It’s been more than a year after Meghan Markle began her legal battle against Associated Newspapers, the parent company of the Mail on Sunday, but on Thursday, a clear indication came that the sparring will not end anytime soon. After a virtual hearing, a judge ruled that the trial will be pushed from its scheduled date in January to October or November 2021.

At the hearing, a number of different matters went before High Court Justice Mark Warby, and according to the Daily Mail, it was followed by a private hearing that a court order said was “in order to protect the confidentiality of some of the facts put in evidence.” 

When Warby granted the postponement, he said the “primary basis” for the ruling was a “confidential” matter. “The right decision in all the circumstances is to grant the application to adjourn,” he added. “That means that the trial date of January 11, 2021 will be vacated and the trial will be refixed for a new date in the autumn.”

After the hearing concluded, Meghan’s 76-year-old estranged father, Thomas Markle, released a statement opposing the postponement. “None of my male relatives has ever lived beyond 80 years of age. I am a realist and I could die tomorrow,” it read. “The sooner this case takes place the better.” Markle has previously said that he is willing to testify at the trial, which centers on the Mail’s decision to publish excerpts of a letter Meghan wrote to her father in August 2018.

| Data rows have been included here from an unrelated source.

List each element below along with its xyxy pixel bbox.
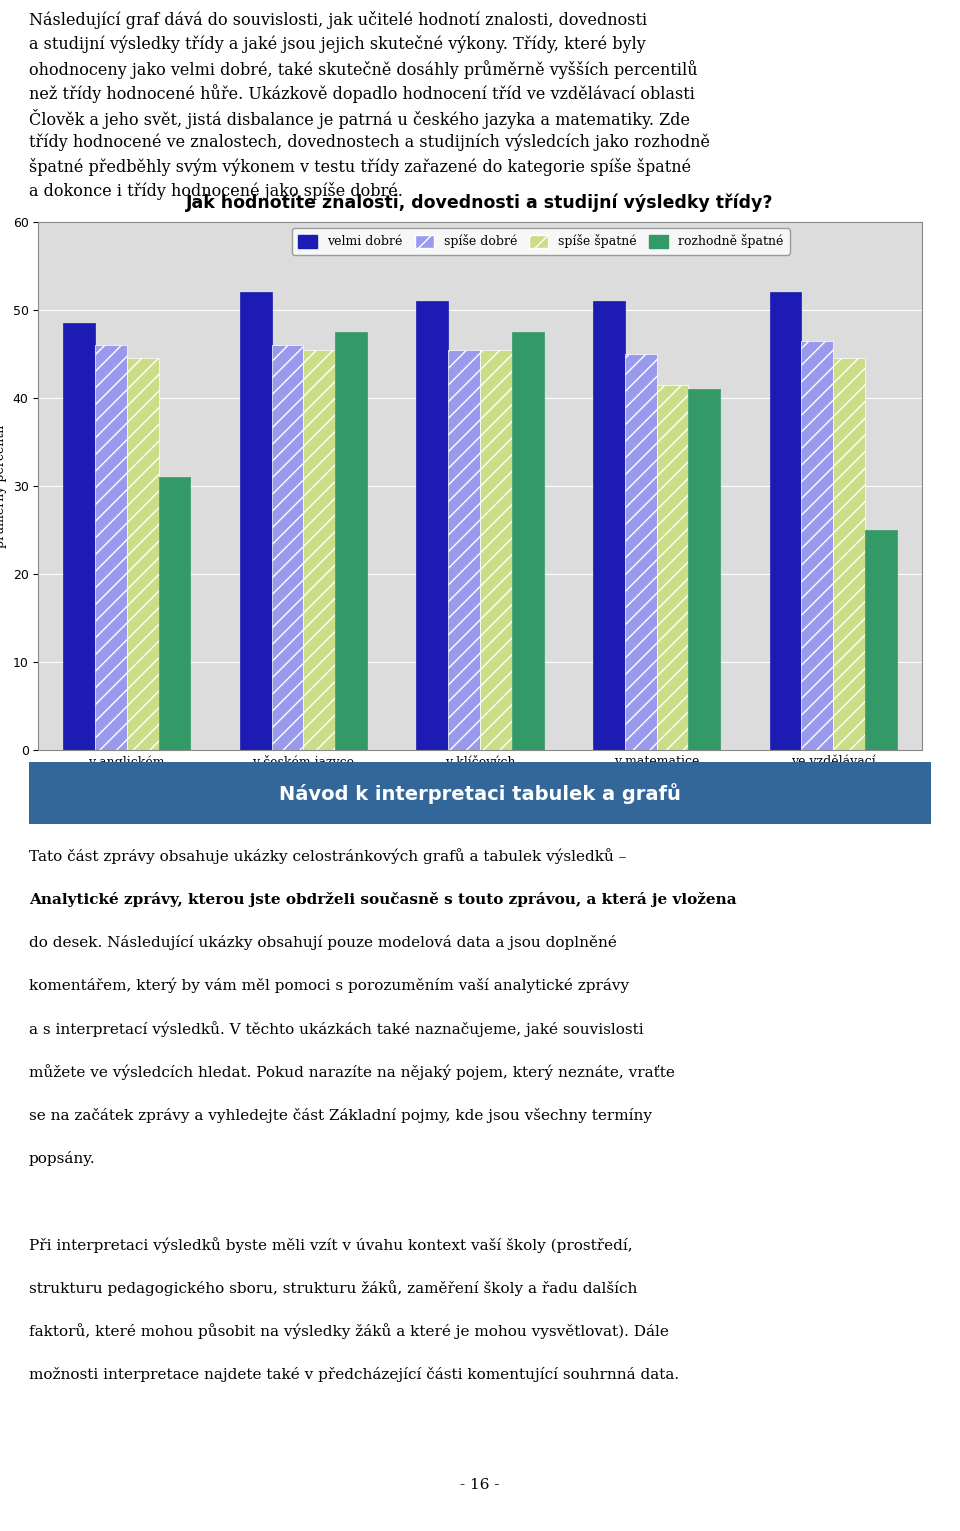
Text: se na začátek zprávy a vyhledejte část Základní pojmy, kde jsou všechny termíny: se na začátek zprávy a vyhledejte část Z… [29,1107,652,1122]
Bar [657,384,688,750]
Text: třídy hodnocené ve znalostech, dovednostech a studijních výsledcích jako rozhodn: třídy hodnocené ve znalostech, dovednost… [29,133,709,150]
Text: komentářem, který by vám měl pomoci s porozuměním vaší analytické zprávy: komentářem, který by vám měl pomoci s po… [29,978,629,994]
FancyBboxPatch shape [29,762,931,824]
Bar [512,332,543,750]
Text: - 16 -: - 16 - [460,1477,500,1493]
Bar [95,346,127,750]
Y-axis label: průměrný percentil: průměrný percentil [0,424,7,548]
Bar [480,349,512,750]
Bar [272,346,303,750]
Text: Člověk a jeho svět, jistá disbalance je patrná u českého jazyka a matematiky. Zd: Člověk a jeho svět, jistá disbalance je … [29,109,690,129]
Bar [625,354,657,750]
Text: Analytické zprávy: Analytické zprávy [29,891,179,906]
Bar [63,323,95,750]
Text: strukturu pedagogického sboru, strukturu žáků, zaměření školy a řadu dalších: strukturu pedagogického sboru, strukturu… [29,1280,637,1295]
Text: Následující graf dává do souvislosti, jak učitelé hodnotí znalosti, dovednosti: Následující graf dává do souvislosti, ja… [29,11,647,29]
Text: a studijní výsledky třídy a jaké jsou jejich skutečné výkony. Třídy, které byly: a studijní výsledky třídy a jaké jsou je… [29,35,645,54]
Text: Návod k interpretaci tabulek a grafů: Návod k interpretaci tabulek a grafů [279,782,681,804]
Text: do desek. Následující ukázky obsahují pouze modelová data a jsou doplněné: do desek. Následující ukázky obsahují po… [29,935,616,949]
Bar [593,302,625,750]
Text: Analytické zprávy, kterou jste obdrželi současně s touto zprávou, a která je vlo: Analytické zprávy, kterou jste obdrželi … [29,891,736,906]
Bar [335,332,367,750]
Text: Při interpretaci výsledků byste měli vzít v úvahu kontext vaší školy (prostředí,: Při interpretaci výsledků byste měli vzí… [29,1237,633,1252]
Bar [802,341,833,750]
Bar [688,389,720,750]
Text: a dokonce i třídy hodnocené jako spíše dobré.: a dokonce i třídy hodnocené jako spíše d… [29,182,402,201]
Text: faktorů, které mohou působit na výsledky žáků a které je mohou vysvětlovat). Dál: faktorů, které mohou působit na výsledky… [29,1323,669,1340]
Text: než třídy hodnocené hůře. Ukázkově dopadlo hodnocení tříd ve vzdělávací oblasti: než třídy hodnocené hůře. Ukázkově dopad… [29,84,695,103]
Bar [240,292,272,750]
Bar [833,358,865,750]
Bar [417,302,448,750]
Text: a s interpretací výsledků. V těchto ukázkách také naznačujeme, jaké souvislosti: a s interpretací výsledků. V těchto ukáz… [29,1021,643,1036]
Title: Jak hodnotíte znalosti, dovednosti a studijní výsledky třídy?: Jak hodnotíte znalosti, dovednosti a stu… [186,193,774,213]
Bar [865,530,897,750]
Text: Tato část zprávy obsahuje ukázky celostránkových grafů a tabulek výsledků –: Tato část zprávy obsahuje ukázky celostr… [29,848,626,863]
Text: ohodnoceny jako velmi dobré, také skutečně dosáhly průměrně vyšších percentilů: ohodnoceny jako velmi dobré, také skuteč… [29,60,697,78]
Bar [158,478,190,750]
Bar [303,349,335,750]
Text: můžete ve výsledcích hledat. Pokud narazíte na nějaký pojem, který neznáte, vrať: můžete ve výsledcích hledat. Pokud naraz… [29,1064,675,1079]
Bar [770,292,802,750]
Bar [127,358,158,750]
Legend: velmi dobré, spíše dobré, spíše špatné, rozhodně špatné: velmi dobré, spíše dobré, spíše špatné, … [292,228,790,254]
Text: popsány.: popsány. [29,1151,95,1167]
Text: možnosti interpretace najdete také v předcházející části komentující souhrnná da: možnosti interpretace najdete také v pře… [29,1367,679,1382]
Text: špatné předběhly svým výkonem v testu třídy zařazené do kategorie spíše špatné: špatné předběhly svým výkonem v testu tř… [29,158,691,176]
Bar [448,349,480,750]
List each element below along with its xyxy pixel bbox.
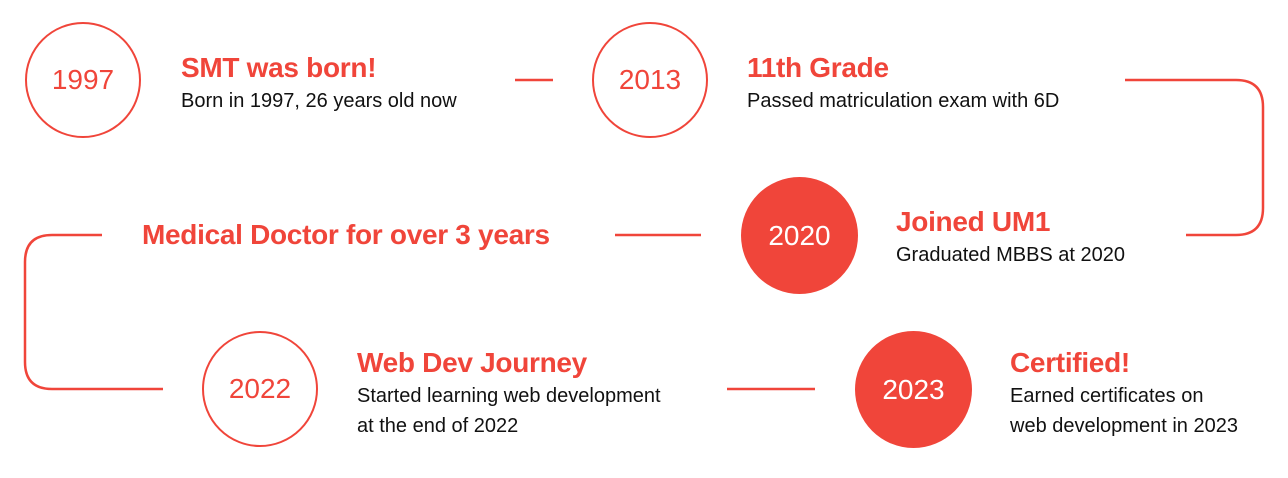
description-line: Passed matriculation exam with 6D: [747, 90, 1060, 112]
year-label: 2022: [228, 373, 292, 404]
year-circle-2023: 2023: [855, 331, 972, 448]
milestone-title-2022: Web Dev Journey: [357, 347, 587, 378]
description-line: Graduated MBBS at 2020: [896, 244, 1126, 266]
year-label: 1997: [51, 64, 115, 95]
milestone-title-2020: Joined UM1: [896, 206, 1051, 237]
milestone-description-2023: Earned certificates on web development i…: [1010, 381, 1238, 441]
connector-note-2022: [23, 233, 163, 391]
year-label: 2013: [618, 64, 682, 95]
milestone-title-1997: SMT was born!: [181, 52, 377, 83]
year-label: 2023: [882, 373, 945, 405]
description-line: Earned certificates on: [1010, 385, 1204, 407]
milestone-description-1997: Born in 1997, 26 years old now: [181, 86, 457, 116]
description-line: at the end of 2022: [357, 415, 519, 437]
description-line: web development in 2023: [1010, 415, 1238, 437]
year-circle-1997: 1997: [25, 22, 141, 138]
year-circle-2013: 2013: [592, 22, 708, 138]
year-circle-2022: 2022: [202, 331, 318, 447]
milestone-description-2013: Passed matriculation exam with 6D: [747, 86, 1059, 116]
milestone-title-2023: Certified!: [1010, 347, 1130, 378]
note-title: Medical Doctor for over 3 years: [142, 219, 550, 250]
year-circle-2020: 2020: [741, 177, 858, 294]
description-line: Started learning web development: [357, 385, 661, 407]
connector-2013-2020: [1125, 78, 1265, 237]
milestone-description-2020: Graduated MBBS at 2020: [896, 240, 1125, 270]
description-line: Born in 1997, 26 years old now: [181, 90, 457, 112]
year-label: 2020: [768, 219, 831, 251]
milestone-title-2013: 11th Grade: [747, 52, 889, 83]
milestone-description-2022: Started learning web development at the …: [357, 381, 661, 441]
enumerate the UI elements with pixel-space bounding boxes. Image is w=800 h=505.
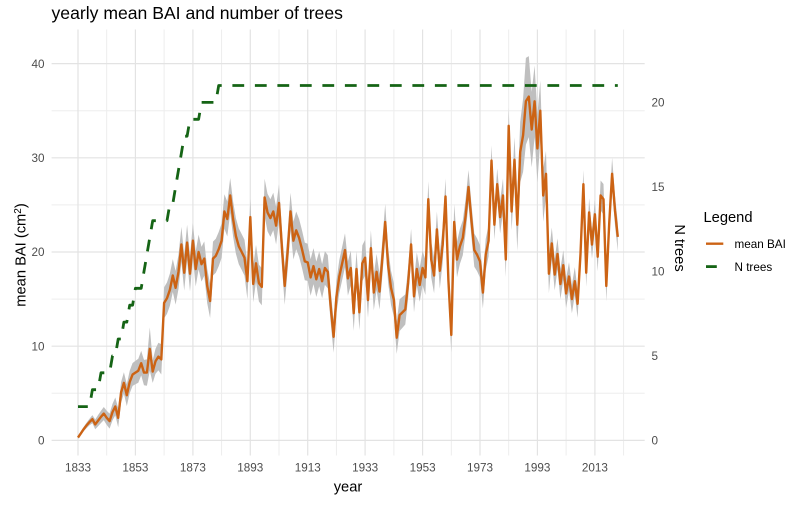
svg-text:15: 15 [652, 181, 666, 194]
svg-text:mean BAI (cm2): mean BAI (cm2) [13, 203, 30, 307]
svg-text:20: 20 [31, 246, 45, 259]
svg-text:1973: 1973 [467, 462, 493, 475]
svg-text:20: 20 [652, 97, 666, 110]
svg-text:year: year [334, 480, 363, 496]
svg-text:N trees: N trees [671, 224, 687, 271]
svg-text:1873: 1873 [180, 462, 206, 475]
svg-text:2013: 2013 [582, 462, 608, 475]
svg-text:30: 30 [31, 152, 45, 165]
svg-text:10: 10 [31, 340, 45, 353]
svg-text:1893: 1893 [237, 462, 263, 475]
svg-text:N trees: N trees [735, 261, 773, 274]
svg-text:1833: 1833 [65, 462, 91, 475]
svg-text:Legend: Legend [704, 210, 753, 226]
svg-text:1953: 1953 [410, 462, 436, 475]
svg-text:5: 5 [652, 350, 659, 363]
svg-text:1993: 1993 [524, 462, 550, 475]
svg-text:1853: 1853 [122, 462, 148, 475]
svg-text:10: 10 [652, 266, 666, 279]
svg-text:1913: 1913 [295, 462, 321, 475]
svg-text:0: 0 [652, 435, 659, 448]
svg-text:mean BAI: mean BAI [735, 238, 786, 251]
svg-text:40: 40 [31, 58, 45, 71]
svg-text:1933: 1933 [352, 462, 378, 475]
svg-text:yearly mean BAI and number of: yearly mean BAI and number of trees [52, 3, 344, 23]
svg-text:0: 0 [38, 435, 45, 448]
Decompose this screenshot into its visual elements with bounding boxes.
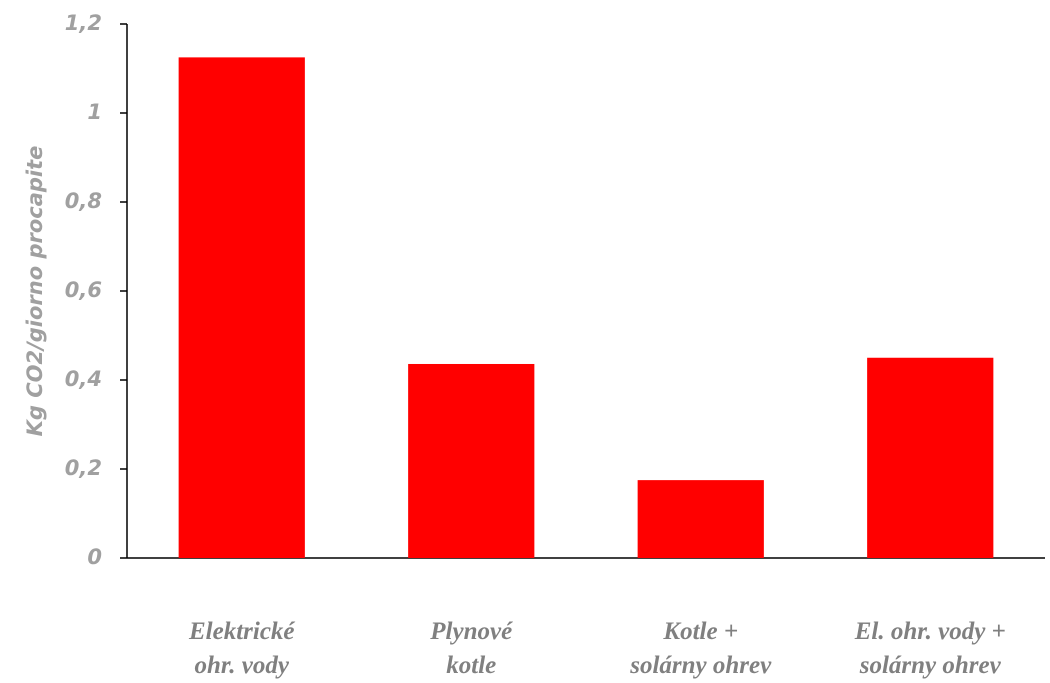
x-tick-label: Kotle + solárny ohrev	[630, 618, 772, 679]
x-tick-label: Plynové kotle	[430, 618, 513, 679]
x-tick-label: El. ohr. vody + solárny ohrev	[854, 618, 1006, 679]
bar	[637, 480, 764, 558]
y-tick-label: 1	[87, 100, 102, 124]
y-tick-label: 0,2	[65, 456, 102, 480]
y-axis-label: Kg CO2/giorno procapite	[23, 146, 47, 437]
bar	[408, 363, 535, 558]
x-tick-label: Elektrické ohr. vody	[188, 618, 295, 679]
y-tick-label: 0,4	[65, 367, 102, 391]
y-tick-label: 0,8	[65, 189, 102, 213]
y-tick-label: 0,6	[65, 278, 102, 302]
bar	[867, 357, 994, 558]
y-tick-label: 1,2	[65, 11, 102, 35]
y-tick-label: 0	[87, 545, 102, 569]
bar	[178, 57, 305, 558]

A lawyer for Associated Newspapers told the Sun, “He is anxious to have his day in court so that he can tell the truth in public.”

At the Thursday hearing, Meghan’s legal team also filed a motion for summary judgement, in order to skip a jury trial. That ruling is still outstanding, and according to ITV, it will be taken up at a hearing on January 12. If the request is granted, neither Meghan nor her friends would have to appear in person to testify.

It’s not clear if the confidential matter that Warby relied on had anything to do with the September ruling that information from the biography Finding Freedom would be admissible when the matter finally comes to trial. A source previously told the Telegraph that Meghan’s decision to request summary judgement came because of the added strain of the biography’s inclusion. “It is a massive expansion of the case,” the source said. “The volume of additional evidence, disclosures and research required could not meet the original timetable.”

Meghan’s lawyers also filed an appeal of the Finding Freedom decision at the Thursday hearing. According to the Sun, Warby denied this appeal in open court.

A source close to Meghan told Vanity Fair that an earlier conclusion to the matter would be preferable. “What started as a lawsuit over a private letter has escalated into something much bigger,” the source said, “and there is a feeling that a line needs to be drawn.”